Gold bars stamped with fake logos of major refineries have been circulated into the global market and landed in the vaults of JPMorgan Chase & Co. — part of a plot to launder smuggled or illegal specimens of the precious metal, according to a report.
Bars worth at least $50 million stamped with the logos of Swiss refineries that did not produce them have been identified by all four of the country’s top gold refiners in the last three years, Reuters reported.
They have been found in the vaults of JPMorgan, one of the major banks at the center of the market in bullion, senior executives at gold refineries, banks and other industry sources told the news outlet.
Four executives told Reuters that at least 1,000 of the bars have been found — a small share of output from the gold industry, which produces about 2 million to 2.5 million such bars every year.
But the forgeries are sophisticated, so thousands of additional ones may have gone undetected, according to the head of Switzerland’s largest refinery.

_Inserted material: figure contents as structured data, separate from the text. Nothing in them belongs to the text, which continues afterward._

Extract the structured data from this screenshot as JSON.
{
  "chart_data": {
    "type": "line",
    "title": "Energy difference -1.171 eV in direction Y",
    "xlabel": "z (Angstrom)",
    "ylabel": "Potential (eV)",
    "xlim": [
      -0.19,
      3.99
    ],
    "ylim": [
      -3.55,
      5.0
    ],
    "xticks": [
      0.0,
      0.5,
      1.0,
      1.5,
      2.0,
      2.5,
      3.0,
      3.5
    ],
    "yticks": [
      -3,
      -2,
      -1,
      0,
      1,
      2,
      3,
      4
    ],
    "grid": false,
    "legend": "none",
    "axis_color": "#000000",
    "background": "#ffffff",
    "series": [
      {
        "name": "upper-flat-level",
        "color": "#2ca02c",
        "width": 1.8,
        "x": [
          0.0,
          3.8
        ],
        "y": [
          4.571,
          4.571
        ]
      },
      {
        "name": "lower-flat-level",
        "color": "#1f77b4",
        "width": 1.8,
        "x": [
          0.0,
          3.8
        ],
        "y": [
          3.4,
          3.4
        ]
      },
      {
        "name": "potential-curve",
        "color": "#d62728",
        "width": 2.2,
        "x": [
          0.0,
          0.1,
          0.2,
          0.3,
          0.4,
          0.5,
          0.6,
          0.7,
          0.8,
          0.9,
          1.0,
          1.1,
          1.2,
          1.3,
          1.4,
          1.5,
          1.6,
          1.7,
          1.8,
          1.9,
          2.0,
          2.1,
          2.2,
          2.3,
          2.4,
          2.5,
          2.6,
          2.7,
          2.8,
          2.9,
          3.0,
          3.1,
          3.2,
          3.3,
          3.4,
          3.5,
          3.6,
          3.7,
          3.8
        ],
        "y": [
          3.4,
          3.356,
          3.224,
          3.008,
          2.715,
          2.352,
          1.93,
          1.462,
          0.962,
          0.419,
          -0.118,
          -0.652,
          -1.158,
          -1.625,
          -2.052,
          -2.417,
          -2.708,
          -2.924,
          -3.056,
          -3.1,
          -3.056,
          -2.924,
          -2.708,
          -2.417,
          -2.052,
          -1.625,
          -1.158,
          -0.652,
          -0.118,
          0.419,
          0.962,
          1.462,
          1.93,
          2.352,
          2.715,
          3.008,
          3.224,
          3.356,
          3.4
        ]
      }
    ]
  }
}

“The latest fake bars … are highly professionally done,” Michael Mesaric, chief executive of refinery Valcambi, told Reuters, adding that there are “way, way, way more still in circulation.”
Blocks of cheaper metal plated with gold are relatively common in the industry and are often easy to detect, but the forgeries in these cases are more subtle — the high-purity gold is real, with only the markings faked.
Fake-branded gold is a relatively new way to flout global measures to block conflict minerals and prevent money-laundering. The forgeries pose a problem for global refiners, financiers and regulators as they try to rid the world of illegal trade in bullion.
Without a stamp from a prestigious refinery, such gold would be forced into underground channels, or priced at a discount.